La nazionale italiana femminile di pallavolo è stata eliminata, in semifinale, da quella brasiliana: con onore. A differenza della patetica, imbarazzante, a tratti terrificante analoga rappresentativa calcistica, l’Italvolley femminile è, al pari di quella maschile, una gloria sportiva nostrana; entrambe però sono vittime della propaganda progressista. La stessa narrazione giornalistica che, per mera propaganda, pretende che la nazionale femminile di calcio sia prestigiosa almeno quanto, se non più, di quella maschile (la quale, al netto del recente offuscamento, è comunque una delle massime potenze del calcio mondiale), arrivando a infliggere alla RAI la presenza fissa dell’allenatrice Milena Bartolini e lanciandosi in proclami trionfalistici per le goleade rifilate a squadre meno che dilettantesche (lo 0-5 in Bosnia-Erzegovina sembrava un lungo sketch di Benny Hill) per poi far finta di nulla quando, incontrando compagini più serie e preparate, le si buscava (agli Europei della scorsa estate l’Italia è stata eliminata subito e pure malissimo, arrivando ultima nel girone del primo turno, perdendo 5-1 con la Francia, 1-0 col Belgio e pareggiando 1-1 con l’Islanda: ma chissenefrega, la Bartolini insegna calcio, la Bonansea è più forte di Ronaldo e la Giacinti è la reincarnazione muliebre di Maradona). Nella pallavolo invece si è creato il mito di Paola Egonu, sorvolando bellamente sul fatto che le prestazioni sottorete siano desolanti.
Nata in Veneto da genitori nigeriani, alta un metro e 90, tuttora militante in un club di Istanbul, la Egonu nel 2018 ha pubblicamente dichiarato di essere lesbica (la sua compagna è una collega polacca, Katarzyna Skorupa): si è così tramutata nel santino del politicamente corretto. Donna di successo, figlia di immigrati, gay: nulla di meglio per poter urlare a quanto sia preziosa e necessaria l’integrazione e blah blah.
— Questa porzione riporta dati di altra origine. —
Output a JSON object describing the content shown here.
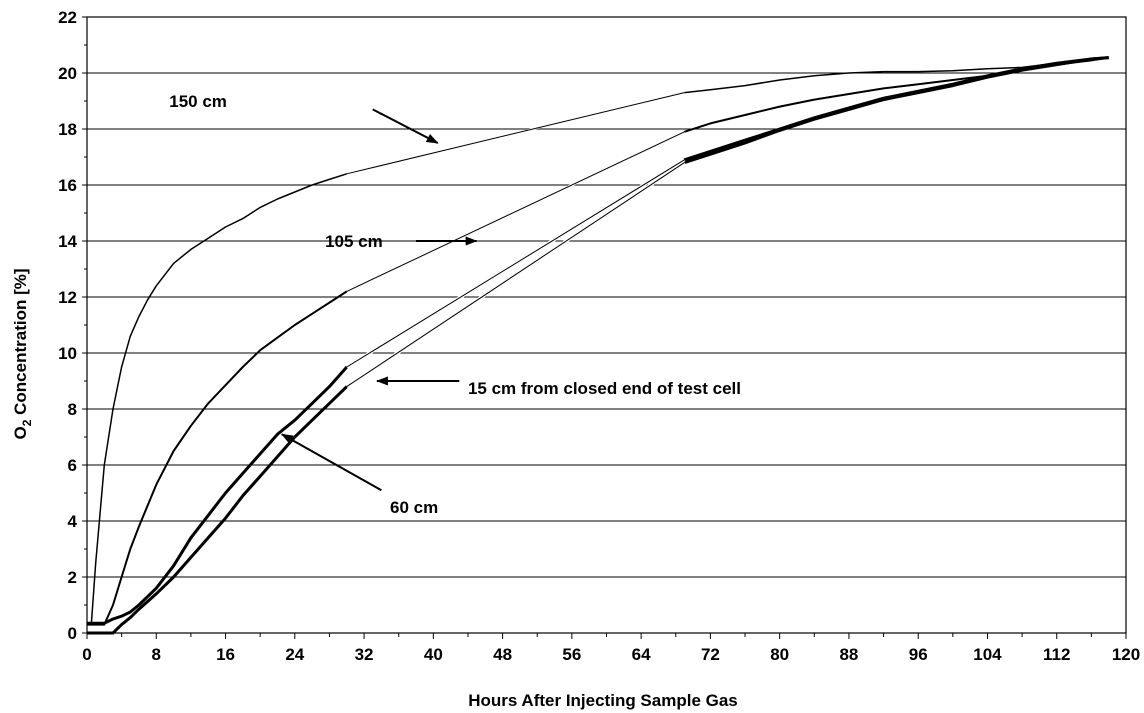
{
  "chart_data": {
    "type": "line",
    "title": "",
    "xlabel": "Hours After Injecting Sample Gas",
    "ylabel_main": "O",
    "ylabel_sub": "2",
    "ylabel_rest": " Concentration [%]",
    "xlim": [
      0,
      120
    ],
    "ylim": [
      0,
      22
    ],
    "xticks": [
      "0",
      "8",
      "16",
      "24",
      "32",
      "40",
      "48",
      "56",
      "64",
      "72",
      "80",
      "88",
      "96",
      "104",
      "112",
      "120"
    ],
    "yticks": [
      "0",
      "2",
      "4",
      "6",
      "8",
      "10",
      "12",
      "14",
      "16",
      "18",
      "20",
      "22"
    ],
    "grid": "horizontal",
    "legend": "none",
    "series": [
      {
        "name": "150 cm",
        "width": 1.5,
        "points": [
          [
            0,
            0.3
          ],
          [
            0.5,
            0.3
          ],
          [
            1,
            2.5
          ],
          [
            2,
            6
          ],
          [
            3,
            8
          ],
          [
            4,
            9.5
          ],
          [
            5,
            10.6
          ],
          [
            6,
            11.3
          ],
          [
            7,
            11.9
          ],
          [
            8,
            12.4
          ],
          [
            10,
            13.2
          ],
          [
            12,
            13.7
          ],
          [
            14,
            14.1
          ],
          [
            16,
            14.5
          ],
          [
            18,
            14.8
          ],
          [
            20,
            15.2
          ],
          [
            22,
            15.5
          ],
          [
            24,
            15.75
          ],
          [
            26,
            16
          ],
          [
            28,
            16.2
          ],
          [
            30,
            16.4
          ],
          [
            69,
            19.3
          ],
          [
            72,
            19.4
          ],
          [
            76,
            19.55
          ],
          [
            80,
            19.75
          ],
          [
            84,
            19.9
          ],
          [
            88,
            20.0
          ],
          [
            92,
            20.05
          ],
          [
            96,
            20.05
          ],
          [
            100,
            20.08
          ],
          [
            104,
            20.15
          ],
          [
            108,
            20.2
          ],
          [
            112,
            20.35
          ],
          [
            116,
            20.45
          ],
          [
            118,
            20.55
          ]
        ]
      },
      {
        "name": "105 cm",
        "width": 2,
        "points": [
          [
            0,
            0.3
          ],
          [
            1,
            0.3
          ],
          [
            2,
            0.3
          ],
          [
            3,
            1
          ],
          [
            4,
            2
          ],
          [
            5,
            3
          ],
          [
            6,
            3.8
          ],
          [
            8,
            5.3
          ],
          [
            10,
            6.5
          ],
          [
            12,
            7.4
          ],
          [
            14,
            8.2
          ],
          [
            16,
            8.85
          ],
          [
            18,
            9.5
          ],
          [
            20,
            10.1
          ],
          [
            22,
            10.55
          ],
          [
            24,
            11
          ],
          [
            26,
            11.4
          ],
          [
            28,
            11.8
          ],
          [
            30,
            12.2
          ],
          [
            69,
            17.9
          ],
          [
            72,
            18.2
          ],
          [
            76,
            18.5
          ],
          [
            80,
            18.8
          ],
          [
            84,
            19.05
          ],
          [
            88,
            19.25
          ],
          [
            92,
            19.45
          ],
          [
            96,
            19.6
          ],
          [
            100,
            19.75
          ],
          [
            104,
            19.9
          ],
          [
            108,
            20.1
          ],
          [
            112,
            20.3
          ],
          [
            116,
            20.45
          ],
          [
            118,
            20.55
          ]
        ]
      },
      {
        "name": "60 cm",
        "width": 3,
        "points": [
          [
            0,
            0.35
          ],
          [
            2,
            0.35
          ],
          [
            3,
            0.5
          ],
          [
            4,
            0.6
          ],
          [
            5,
            0.75
          ],
          [
            6,
            1.0
          ],
          [
            8,
            1.6
          ],
          [
            10,
            2.4
          ],
          [
            12,
            3.4
          ],
          [
            14,
            4.2
          ],
          [
            16,
            5.0
          ],
          [
            18,
            5.7
          ],
          [
            20,
            6.4
          ],
          [
            22,
            7.1
          ],
          [
            24,
            7.6
          ],
          [
            26,
            8.2
          ],
          [
            28,
            8.8
          ],
          [
            30,
            9.5
          ],
          [
            69,
            16.9
          ],
          [
            72,
            17.2
          ],
          [
            76,
            17.6
          ],
          [
            80,
            18.0
          ],
          [
            84,
            18.4
          ],
          [
            88,
            18.75
          ],
          [
            92,
            19.1
          ],
          [
            96,
            19.35
          ],
          [
            100,
            19.6
          ],
          [
            104,
            19.9
          ],
          [
            108,
            20.15
          ],
          [
            112,
            20.35
          ],
          [
            116,
            20.5
          ],
          [
            118,
            20.55
          ]
        ]
      },
      {
        "name": "15 cm from closed end of test cell",
        "width": 3,
        "points": [
          [
            0,
            0
          ],
          [
            3,
            0
          ],
          [
            4,
            0.3
          ],
          [
            5,
            0.55
          ],
          [
            6,
            0.85
          ],
          [
            8,
            1.4
          ],
          [
            10,
            2.0
          ],
          [
            12,
            2.7
          ],
          [
            14,
            3.4
          ],
          [
            16,
            4.1
          ],
          [
            18,
            4.9
          ],
          [
            20,
            5.6
          ],
          [
            22,
            6.3
          ],
          [
            24,
            7.0
          ],
          [
            26,
            7.6
          ],
          [
            28,
            8.2
          ],
          [
            30,
            8.8
          ],
          [
            69,
            16.8
          ],
          [
            72,
            17.1
          ],
          [
            76,
            17.5
          ],
          [
            80,
            17.95
          ],
          [
            84,
            18.35
          ],
          [
            88,
            18.7
          ],
          [
            92,
            19.05
          ],
          [
            96,
            19.3
          ],
          [
            100,
            19.55
          ],
          [
            104,
            19.85
          ],
          [
            108,
            20.1
          ],
          [
            112,
            20.3
          ],
          [
            116,
            20.5
          ],
          [
            118,
            20.55
          ]
        ]
      }
    ],
    "annotations": [
      {
        "text": "150 cm",
        "label_at": [
          9.5,
          19.0
        ],
        "arrow_from": [
          33,
          18.7
        ],
        "arrow_to": [
          40.5,
          17.5
        ]
      },
      {
        "text": "105 cm",
        "label_at": [
          27.5,
          14.0
        ],
        "arrow_from": [
          38,
          14.0
        ],
        "arrow_to": [
          45,
          14.0
        ]
      },
      {
        "text": "15 cm from closed end of test cell",
        "label_at": [
          44,
          8.75
        ],
        "arrow_from": [
          43,
          9.0
        ],
        "arrow_to": [
          33.5,
          9.0
        ]
      },
      {
        "text": "60 cm",
        "label_at": [
          35,
          4.5
        ],
        "arrow_from": [
          34,
          5.1
        ],
        "arrow_to": [
          22.5,
          7.1
        ]
      }
    ]
  }
}
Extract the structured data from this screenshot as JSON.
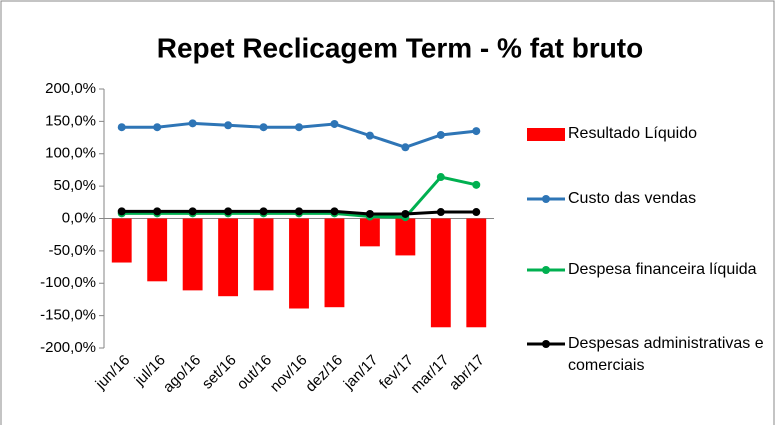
{
  "chart_data": {
    "type": "combo",
    "title": "Repet Reclicagem Term -  % fat bruto",
    "categories": [
      "jun/16",
      "jul/16",
      "ago/16",
      "set/16",
      "out/16",
      "nov/16",
      "dez/16",
      "jan/17",
      "fev/17",
      "mar/17",
      "abr/17"
    ],
    "ylim": [
      -200,
      200
    ],
    "yticks": [
      {
        "value": -200,
        "label": "-200,0%"
      },
      {
        "value": -150,
        "label": "-150,0%"
      },
      {
        "value": -100,
        "label": "-100,0%"
      },
      {
        "value": -50,
        "label": "-50,0%"
      },
      {
        "value": 0,
        "label": "0,0%"
      },
      {
        "value": 50,
        "label": "50,0%"
      },
      {
        "value": 100,
        "label": "100,0%"
      },
      {
        "value": 150,
        "label": "150,0%"
      },
      {
        "value": 200,
        "label": "200,0%"
      }
    ],
    "grid": false,
    "legend": "right",
    "series": [
      {
        "name": "Resultado Líquido",
        "type": "bar",
        "color": "#ff0000",
        "values": [
          -68,
          -97,
          -111,
          -120,
          -111,
          -139,
          -137,
          -43,
          -57,
          -168,
          -168
        ]
      },
      {
        "name": "Custo das vendas",
        "type": "line",
        "color": "#2e75b6",
        "values": [
          141,
          141,
          147,
          144,
          141,
          141,
          146,
          128,
          110,
          129,
          135
        ]
      },
      {
        "name": "Despesa financeira líquida",
        "type": "line",
        "color": "#00b050",
        "values": [
          8,
          8,
          8,
          8,
          8,
          8,
          8,
          3,
          2,
          64,
          52
        ]
      },
      {
        "name": "Despesas administrativas e comerciais",
        "type": "line",
        "color": "#000000",
        "values": [
          11,
          11,
          11,
          11,
          11,
          11,
          11,
          7,
          7,
          10,
          10
        ]
      }
    ]
  }
}
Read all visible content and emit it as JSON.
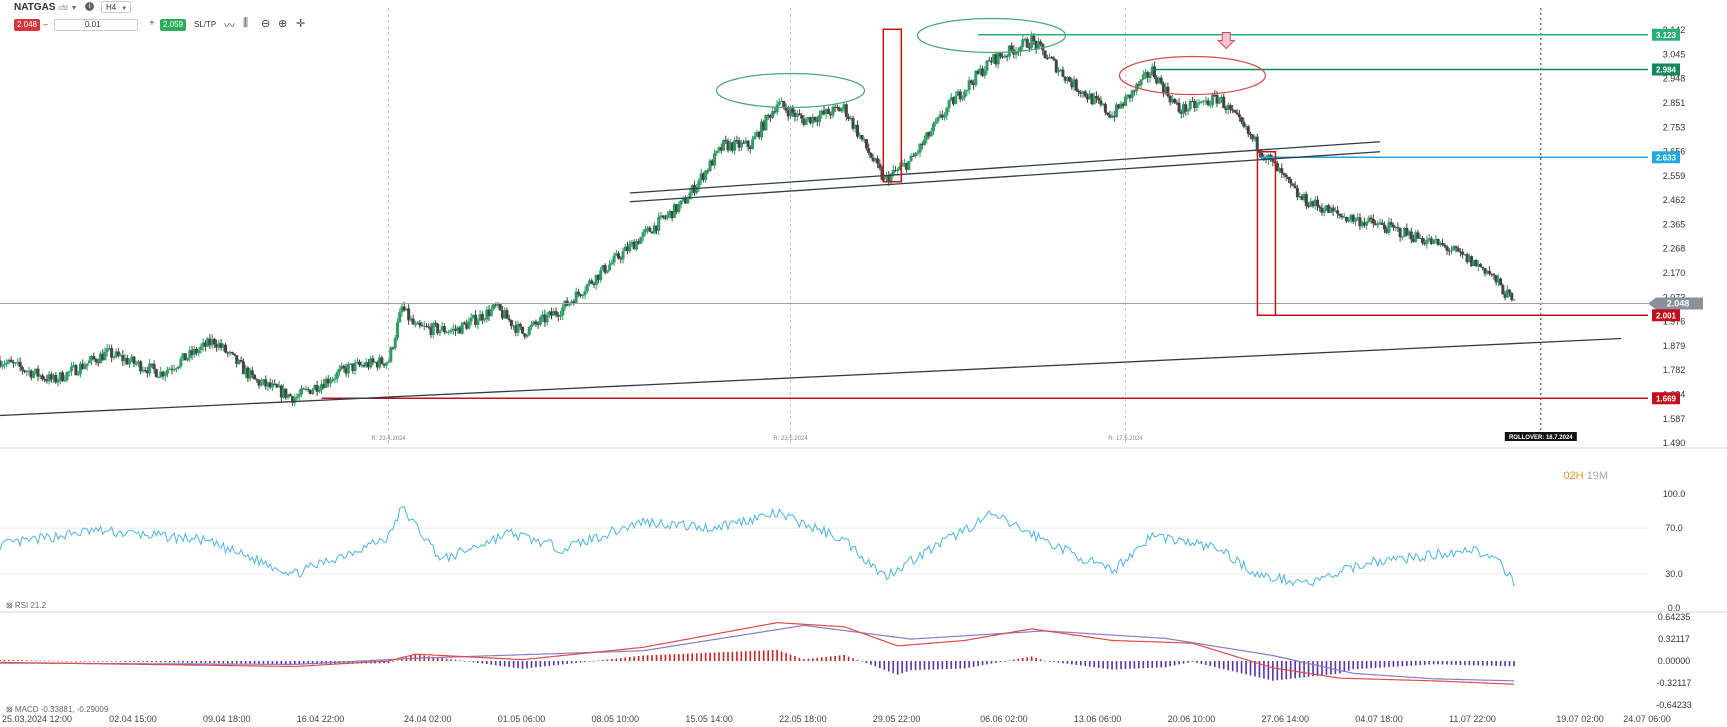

Buon pro le faccia.
Nulla contro di lei, nulla contro gli immigrati e la loro sacrosanta prole, nulla contro le lesbiche, nulla nemmeno contro le pallavoliste polacche, per carità. Paola Egonu non ha mai fatto del male a nessuno, nemmeno ai tifosi dell’Italvolley che quando la loro beniamina cicca le schiacciate colpendo il pallone col taglio della mano esultano manco avesse fatto quattro punti in un colpo solo. La vittima è una sola, il giornalismo televisivo italiano: che non è vittima né della Egonu, né della micidiale nazionale brasiliana di volley, né delle banalità della Bertolini, né della Giacinti che, bontà sua, qualche volta i tiri li azzecca pure (che, per un’attaccante – ho messo l’apostrofo così la Boldrini avrà le sue crisi isteriche, ma non per colpa mia – della Roma, è pure un miracolo). Perché se una pallavolista sbaglia tre colpi (a partire dal primo punto, giusto per mettere in chiaro sin da subito l’andazzo) per uno giusto, e i cronisti RAI per tutta la partita continuano a dire che è la sola giocatrice decente in campo, e tutto questo soltanto per stare proni alla retorica “woke” di gente come Cazzullo e Gramellini, significa che in viale Mazzini cose come l’onestà intellettuale sono state allegramente mandate in soffitta.
Ci sarebbero pure altre vittime: le povere cretine che sin da bambine si allenano ogni giorno che l’Altissimo manda in terra, ma chissenefrega, la meritocrazia è stata abolita nel ’68, se ne facciano una ragione. Oppure dicano di essere “non binarie”, un cartone animato da doppiare e una stagione delle Iene da condurre li si trova pure per loro.